I would prefer a syntax like
array:wrap[idx]  (-ve is from end, +ve as usual : bounds checked)
and
array:ring[idx]  (idx % array.length so never throws an exception)

Mike.

"Mark Evans" <Mark_member@pathlink.com> wrote in message news:an52r2$2jnd$1@digitaldaemon.com...
> I also like negative indexing.  Icon supports it too.
>
> I encountered the "edge problem" in my image processing work and negative indices help a lot in many algorithm domains.
>
> Mark
>
>

I don't follow you.  Negative indices have boundaries too, and if the positive equivalent throws an exception, then so should the negative.

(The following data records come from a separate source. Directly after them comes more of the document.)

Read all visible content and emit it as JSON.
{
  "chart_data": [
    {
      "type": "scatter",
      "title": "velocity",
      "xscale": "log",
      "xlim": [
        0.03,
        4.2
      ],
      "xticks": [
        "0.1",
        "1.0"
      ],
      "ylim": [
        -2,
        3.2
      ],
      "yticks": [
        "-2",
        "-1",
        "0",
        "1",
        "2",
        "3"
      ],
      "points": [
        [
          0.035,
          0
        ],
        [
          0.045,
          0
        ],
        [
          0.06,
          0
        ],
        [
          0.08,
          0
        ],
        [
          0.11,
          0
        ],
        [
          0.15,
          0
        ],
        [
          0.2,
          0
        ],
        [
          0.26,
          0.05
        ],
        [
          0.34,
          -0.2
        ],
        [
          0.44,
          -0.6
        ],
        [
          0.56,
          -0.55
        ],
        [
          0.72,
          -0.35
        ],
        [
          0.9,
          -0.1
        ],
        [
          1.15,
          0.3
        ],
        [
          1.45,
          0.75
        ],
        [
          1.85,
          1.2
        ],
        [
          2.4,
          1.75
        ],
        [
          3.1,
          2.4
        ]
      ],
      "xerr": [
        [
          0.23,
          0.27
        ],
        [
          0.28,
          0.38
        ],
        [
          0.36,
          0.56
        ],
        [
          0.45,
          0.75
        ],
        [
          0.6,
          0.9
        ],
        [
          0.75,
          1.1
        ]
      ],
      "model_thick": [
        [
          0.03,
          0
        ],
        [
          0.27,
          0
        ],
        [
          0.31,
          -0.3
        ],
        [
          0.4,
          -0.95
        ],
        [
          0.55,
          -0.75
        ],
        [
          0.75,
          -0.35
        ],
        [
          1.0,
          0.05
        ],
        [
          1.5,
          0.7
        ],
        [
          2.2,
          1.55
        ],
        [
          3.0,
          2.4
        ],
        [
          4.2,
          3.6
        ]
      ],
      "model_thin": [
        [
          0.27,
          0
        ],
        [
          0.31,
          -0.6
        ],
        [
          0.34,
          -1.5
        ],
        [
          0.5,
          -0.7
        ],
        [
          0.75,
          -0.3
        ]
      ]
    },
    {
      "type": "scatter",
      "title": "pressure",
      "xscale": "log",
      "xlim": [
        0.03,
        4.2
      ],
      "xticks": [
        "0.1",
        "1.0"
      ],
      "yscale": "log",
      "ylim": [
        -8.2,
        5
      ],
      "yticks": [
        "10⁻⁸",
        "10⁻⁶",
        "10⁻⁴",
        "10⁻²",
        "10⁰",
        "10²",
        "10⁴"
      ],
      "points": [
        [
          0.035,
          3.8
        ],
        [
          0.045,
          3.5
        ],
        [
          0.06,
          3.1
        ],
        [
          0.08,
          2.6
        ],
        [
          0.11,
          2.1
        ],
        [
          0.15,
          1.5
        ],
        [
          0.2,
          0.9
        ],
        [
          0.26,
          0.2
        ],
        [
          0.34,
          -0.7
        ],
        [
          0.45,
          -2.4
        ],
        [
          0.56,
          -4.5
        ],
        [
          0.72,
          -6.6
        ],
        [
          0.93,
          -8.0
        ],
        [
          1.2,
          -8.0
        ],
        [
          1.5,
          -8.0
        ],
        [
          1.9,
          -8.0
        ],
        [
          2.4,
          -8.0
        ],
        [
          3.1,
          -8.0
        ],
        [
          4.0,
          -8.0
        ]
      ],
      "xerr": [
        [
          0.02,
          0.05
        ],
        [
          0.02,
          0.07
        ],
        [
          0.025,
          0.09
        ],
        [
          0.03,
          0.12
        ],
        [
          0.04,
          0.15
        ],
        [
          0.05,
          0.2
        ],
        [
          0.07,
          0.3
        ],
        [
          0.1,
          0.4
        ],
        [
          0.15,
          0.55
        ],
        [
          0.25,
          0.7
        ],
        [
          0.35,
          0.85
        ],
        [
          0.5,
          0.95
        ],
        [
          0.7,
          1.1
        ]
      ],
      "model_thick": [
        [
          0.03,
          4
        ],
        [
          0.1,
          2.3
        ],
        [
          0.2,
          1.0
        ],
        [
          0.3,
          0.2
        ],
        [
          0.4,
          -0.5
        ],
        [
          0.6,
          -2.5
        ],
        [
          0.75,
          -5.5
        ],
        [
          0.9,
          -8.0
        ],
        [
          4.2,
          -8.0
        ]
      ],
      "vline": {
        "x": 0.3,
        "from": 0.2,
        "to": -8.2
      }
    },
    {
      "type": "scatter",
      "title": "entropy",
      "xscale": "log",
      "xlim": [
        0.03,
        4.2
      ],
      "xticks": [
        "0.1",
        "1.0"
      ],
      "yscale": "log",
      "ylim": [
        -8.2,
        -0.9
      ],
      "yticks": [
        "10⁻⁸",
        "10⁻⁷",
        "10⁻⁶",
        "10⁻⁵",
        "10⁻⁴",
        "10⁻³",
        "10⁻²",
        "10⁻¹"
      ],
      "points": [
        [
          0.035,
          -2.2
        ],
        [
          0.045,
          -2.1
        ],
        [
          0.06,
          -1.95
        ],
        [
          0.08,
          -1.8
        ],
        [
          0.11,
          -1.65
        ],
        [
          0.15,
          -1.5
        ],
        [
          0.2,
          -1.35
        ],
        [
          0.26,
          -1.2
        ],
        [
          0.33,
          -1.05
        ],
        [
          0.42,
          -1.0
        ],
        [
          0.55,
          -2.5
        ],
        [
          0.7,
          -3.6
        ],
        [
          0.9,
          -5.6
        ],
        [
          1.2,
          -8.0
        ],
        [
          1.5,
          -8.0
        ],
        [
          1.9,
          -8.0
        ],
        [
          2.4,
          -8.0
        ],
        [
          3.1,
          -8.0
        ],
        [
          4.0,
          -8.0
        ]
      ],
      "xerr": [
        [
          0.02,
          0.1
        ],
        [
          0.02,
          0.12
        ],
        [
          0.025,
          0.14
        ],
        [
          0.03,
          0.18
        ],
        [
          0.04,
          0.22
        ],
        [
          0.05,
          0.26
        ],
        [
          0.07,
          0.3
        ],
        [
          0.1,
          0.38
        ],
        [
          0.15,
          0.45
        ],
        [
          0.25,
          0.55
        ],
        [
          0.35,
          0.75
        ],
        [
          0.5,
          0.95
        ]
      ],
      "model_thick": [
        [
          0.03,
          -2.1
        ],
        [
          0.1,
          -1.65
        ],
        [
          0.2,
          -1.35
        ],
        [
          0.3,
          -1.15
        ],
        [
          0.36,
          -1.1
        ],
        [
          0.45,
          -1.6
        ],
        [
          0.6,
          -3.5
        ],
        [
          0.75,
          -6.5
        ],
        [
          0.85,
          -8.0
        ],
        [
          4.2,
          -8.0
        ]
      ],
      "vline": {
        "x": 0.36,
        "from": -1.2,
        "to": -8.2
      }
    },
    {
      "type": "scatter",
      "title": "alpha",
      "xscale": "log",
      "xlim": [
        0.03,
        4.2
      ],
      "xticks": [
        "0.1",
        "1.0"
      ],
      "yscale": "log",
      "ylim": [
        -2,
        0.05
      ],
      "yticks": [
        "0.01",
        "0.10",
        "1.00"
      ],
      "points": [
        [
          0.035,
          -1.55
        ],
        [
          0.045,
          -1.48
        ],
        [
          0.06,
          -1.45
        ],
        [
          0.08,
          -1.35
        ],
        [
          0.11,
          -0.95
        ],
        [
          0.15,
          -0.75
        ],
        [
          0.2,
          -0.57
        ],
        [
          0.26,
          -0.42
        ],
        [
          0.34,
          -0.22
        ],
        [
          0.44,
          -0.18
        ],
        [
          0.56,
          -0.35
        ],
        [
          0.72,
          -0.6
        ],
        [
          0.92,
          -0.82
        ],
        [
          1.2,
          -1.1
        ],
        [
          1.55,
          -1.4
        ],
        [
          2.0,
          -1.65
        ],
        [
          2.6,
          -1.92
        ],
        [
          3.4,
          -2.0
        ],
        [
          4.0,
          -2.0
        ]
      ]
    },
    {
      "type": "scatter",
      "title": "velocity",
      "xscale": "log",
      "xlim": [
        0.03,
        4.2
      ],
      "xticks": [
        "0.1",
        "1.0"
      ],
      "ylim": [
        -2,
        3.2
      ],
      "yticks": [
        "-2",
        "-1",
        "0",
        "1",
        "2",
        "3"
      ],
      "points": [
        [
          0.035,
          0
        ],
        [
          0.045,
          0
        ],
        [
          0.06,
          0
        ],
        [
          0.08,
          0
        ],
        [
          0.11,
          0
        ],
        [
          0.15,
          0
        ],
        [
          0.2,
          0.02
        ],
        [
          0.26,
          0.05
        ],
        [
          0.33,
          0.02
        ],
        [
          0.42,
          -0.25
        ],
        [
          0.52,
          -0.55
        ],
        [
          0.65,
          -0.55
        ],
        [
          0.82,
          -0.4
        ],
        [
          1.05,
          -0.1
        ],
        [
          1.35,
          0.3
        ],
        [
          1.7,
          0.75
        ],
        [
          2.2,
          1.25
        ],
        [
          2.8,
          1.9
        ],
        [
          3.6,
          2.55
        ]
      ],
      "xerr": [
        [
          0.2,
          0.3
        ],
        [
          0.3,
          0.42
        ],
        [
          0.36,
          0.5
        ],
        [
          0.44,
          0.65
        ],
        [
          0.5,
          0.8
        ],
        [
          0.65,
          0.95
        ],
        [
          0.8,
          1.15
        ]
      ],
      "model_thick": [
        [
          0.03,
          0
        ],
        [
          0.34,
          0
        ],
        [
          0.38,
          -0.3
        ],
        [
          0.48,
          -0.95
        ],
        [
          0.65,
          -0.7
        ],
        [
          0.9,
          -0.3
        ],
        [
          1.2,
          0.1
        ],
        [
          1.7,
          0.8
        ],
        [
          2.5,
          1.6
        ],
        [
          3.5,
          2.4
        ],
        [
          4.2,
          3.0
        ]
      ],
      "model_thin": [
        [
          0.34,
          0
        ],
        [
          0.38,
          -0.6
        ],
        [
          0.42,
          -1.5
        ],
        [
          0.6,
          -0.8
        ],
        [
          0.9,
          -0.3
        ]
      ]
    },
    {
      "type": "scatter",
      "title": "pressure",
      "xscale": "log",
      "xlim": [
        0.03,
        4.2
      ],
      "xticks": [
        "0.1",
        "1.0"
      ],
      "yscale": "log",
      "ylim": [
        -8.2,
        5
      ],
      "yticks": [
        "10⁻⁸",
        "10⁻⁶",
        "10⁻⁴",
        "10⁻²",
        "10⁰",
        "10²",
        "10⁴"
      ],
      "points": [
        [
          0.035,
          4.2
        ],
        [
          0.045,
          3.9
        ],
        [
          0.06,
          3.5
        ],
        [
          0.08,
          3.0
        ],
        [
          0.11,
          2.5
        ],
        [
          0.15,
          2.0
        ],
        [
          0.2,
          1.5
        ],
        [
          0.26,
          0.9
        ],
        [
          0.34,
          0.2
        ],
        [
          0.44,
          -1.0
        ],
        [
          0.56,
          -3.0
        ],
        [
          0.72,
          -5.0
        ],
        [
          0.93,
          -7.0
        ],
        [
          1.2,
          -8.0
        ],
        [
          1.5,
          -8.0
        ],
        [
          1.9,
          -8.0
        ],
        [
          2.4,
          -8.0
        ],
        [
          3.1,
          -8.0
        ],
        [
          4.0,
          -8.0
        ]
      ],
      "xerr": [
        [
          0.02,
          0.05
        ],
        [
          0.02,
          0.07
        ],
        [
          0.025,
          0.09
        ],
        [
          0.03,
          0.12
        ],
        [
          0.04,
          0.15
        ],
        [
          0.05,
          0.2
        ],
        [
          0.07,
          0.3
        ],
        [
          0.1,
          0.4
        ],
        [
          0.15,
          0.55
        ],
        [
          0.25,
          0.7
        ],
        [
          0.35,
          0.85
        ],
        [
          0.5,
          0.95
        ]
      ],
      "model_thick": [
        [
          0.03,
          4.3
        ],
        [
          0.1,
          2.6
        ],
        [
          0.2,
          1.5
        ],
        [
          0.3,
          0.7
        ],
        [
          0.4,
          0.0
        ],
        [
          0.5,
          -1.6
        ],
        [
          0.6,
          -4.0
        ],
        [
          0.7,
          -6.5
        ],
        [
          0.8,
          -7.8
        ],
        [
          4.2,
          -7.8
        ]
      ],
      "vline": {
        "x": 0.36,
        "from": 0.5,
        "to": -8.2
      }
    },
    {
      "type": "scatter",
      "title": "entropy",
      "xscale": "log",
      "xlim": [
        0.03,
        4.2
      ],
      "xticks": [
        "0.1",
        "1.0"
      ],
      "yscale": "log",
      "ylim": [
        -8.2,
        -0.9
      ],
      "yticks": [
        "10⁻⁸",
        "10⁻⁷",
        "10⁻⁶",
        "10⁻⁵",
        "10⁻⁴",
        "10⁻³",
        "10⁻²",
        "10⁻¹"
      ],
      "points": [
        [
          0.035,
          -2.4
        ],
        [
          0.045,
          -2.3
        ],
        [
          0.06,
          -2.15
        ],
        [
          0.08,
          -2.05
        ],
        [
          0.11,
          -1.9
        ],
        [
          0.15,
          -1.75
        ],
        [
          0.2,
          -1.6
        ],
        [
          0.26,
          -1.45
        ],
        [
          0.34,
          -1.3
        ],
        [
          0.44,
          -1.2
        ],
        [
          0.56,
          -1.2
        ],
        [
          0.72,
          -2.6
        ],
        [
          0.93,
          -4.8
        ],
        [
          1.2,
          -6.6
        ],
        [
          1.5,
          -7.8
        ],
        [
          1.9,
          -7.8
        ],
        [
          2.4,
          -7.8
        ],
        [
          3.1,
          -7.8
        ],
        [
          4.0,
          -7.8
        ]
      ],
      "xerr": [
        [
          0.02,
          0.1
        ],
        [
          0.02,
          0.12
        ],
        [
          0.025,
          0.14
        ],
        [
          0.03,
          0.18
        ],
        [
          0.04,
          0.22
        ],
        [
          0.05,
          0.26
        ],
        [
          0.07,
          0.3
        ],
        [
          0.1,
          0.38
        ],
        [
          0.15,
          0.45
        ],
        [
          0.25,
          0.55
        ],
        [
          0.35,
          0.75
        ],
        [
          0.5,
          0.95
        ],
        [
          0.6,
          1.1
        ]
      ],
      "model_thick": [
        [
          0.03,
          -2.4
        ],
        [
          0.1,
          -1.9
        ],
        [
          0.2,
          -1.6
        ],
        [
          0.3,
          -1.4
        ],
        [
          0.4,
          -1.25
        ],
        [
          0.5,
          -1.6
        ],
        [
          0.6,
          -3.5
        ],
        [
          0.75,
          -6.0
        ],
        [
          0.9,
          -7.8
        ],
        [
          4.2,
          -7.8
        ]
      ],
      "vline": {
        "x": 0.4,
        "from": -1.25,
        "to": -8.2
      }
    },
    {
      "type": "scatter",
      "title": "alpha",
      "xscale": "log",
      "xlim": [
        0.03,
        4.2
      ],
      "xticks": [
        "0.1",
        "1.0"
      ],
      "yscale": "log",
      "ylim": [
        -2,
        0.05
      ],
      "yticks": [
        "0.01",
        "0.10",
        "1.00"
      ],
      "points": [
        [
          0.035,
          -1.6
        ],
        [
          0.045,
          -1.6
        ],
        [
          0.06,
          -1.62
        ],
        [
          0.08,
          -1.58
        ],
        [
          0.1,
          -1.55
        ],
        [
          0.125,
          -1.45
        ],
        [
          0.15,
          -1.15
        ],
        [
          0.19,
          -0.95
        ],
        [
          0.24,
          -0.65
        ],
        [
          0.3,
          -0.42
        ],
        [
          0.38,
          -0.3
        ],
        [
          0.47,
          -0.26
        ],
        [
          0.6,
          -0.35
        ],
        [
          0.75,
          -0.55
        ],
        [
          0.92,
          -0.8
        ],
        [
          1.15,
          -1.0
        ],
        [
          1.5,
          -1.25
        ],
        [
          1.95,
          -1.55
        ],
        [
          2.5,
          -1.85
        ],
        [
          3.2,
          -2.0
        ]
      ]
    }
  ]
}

I like the idea of a ring index -- and will do it one better.  In image processing one often likes to mirror the edges to achive smoothness.  An out-of-bounds index reflects back into the original array.  The alternative of zero-padding introduces a severe discontinuity.

I'm not sure which, if any, of our combined features actually belong in the core language, but negative indexing does.  That makes all the other things easier to implement.

Mark

Negative indexing will require an extra test for every array reference. That will put it behind in any efficiency comparisons with C++.


>The alternative is often tons and tons of special-case code, or klugey
> things like the following (in C):
>
>   char c = (i >= 0) ? str[i] : str[strlen(str) + i];

In D it would be:

   char c = (i >= 0) ? str[i] : str[str.length + i];

You could do it with an inline function:

    char index(str, int i)
    {
       return (i >= 0) ? str[i] : str[str.length + i];
    }

Don't give in, Walter.  Negative indices are nifty and all, but definitely not worth the performance loss.

Sean

"Walter" <walter@digitalmars.com> wrote in message news:an66dr$jok$1@digitaldaemon.com...
> Negative indexing will require an extra test for every array reference.
That
> will put it behind in any efficiency comparisons with C++.

I agree. Fundamental Performance is crucial to D or people will not upgrade from C++.

"Sean L. Palmer" <seanpalmer@directvinternet.com> wrote in message news:an6ad2$q8c$1@digitaldaemon.com...
> Don't give in, Walter.  Negative indices are nifty and all, but definitely not worth the performance loss.
>
> Sean
>
> "Walter" <walter@digitalmars.com> wrote in message news:an66dr$jok$1@digitaldaemon.com...
> > Negative indexing will require an extra test for every array reference.
> That
> > will put it behind in any efficiency comparisons with C++.
>
>